The Federal Financial Institutions Examination Council released updated guidance on compliance requirements of...

the Bank Secrecy Act. What is covered in this release, and what should my firm take away from these updates to help prepare for the 2015 regulatory exams?

The Bank Secrecy Act (BSA) of 1970 regulates the activities of financial institutions in an effort to curb money laundering activity. BSA requires banks to report transactions over $10,000 and any suspicious transactions to the federal government. The Federal Financial Institutions Examination Council (FFIEC) is charged with enforcing this act through a series of bank audits, called "examinations." In December 2014, the FFIEC released updated guidance on BSA implementation and will use that new guidance during its 2015 bank examinations.

Before diving into a few of the changes, it is important to note that the updated guidance runs over 400 pages. Organizations preparing for an FFIEC examination should review the entire document carefully, rather than relying upon any summary of changes.

Under the new guidance, banks must implement new controls around the Suspicious Activity Report (SAR) process. Notably, the manual updates requirements for electronic filing of SARs and implements privacy controls protecting the contents of SARs from unauthorized disclosure.

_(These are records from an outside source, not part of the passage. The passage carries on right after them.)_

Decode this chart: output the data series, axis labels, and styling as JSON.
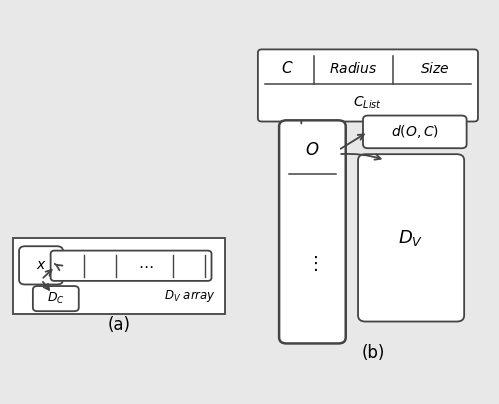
{
  "bg_color": "#e8e8e8",
  "box_color": "white",
  "border_color": "#444444",
  "text_color": "black",
  "label_a": "(a)",
  "label_b": "(b)",
  "lw": 1.3
}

The manual also expands the scope of institutions required to submit reports to the Financial Crimes Enforcement Network. These concern the responsibilities of non-bank financial institutions, including money service businesses, prepaid access programs and virtual currency exchanges.

Other subjects receiving added attention in the 2014 update include foreign accounts, currency transaction reporting, bulk shipments of currency, automated clearinghouse transactions, third-party payment processors and accounts controlled by foreign embassies, consulates and missions. If your firm is involved in financial transactions, now is the time to carefully review the lengthy updated guidance and incorporate it into your 2015 bank examination preparation process.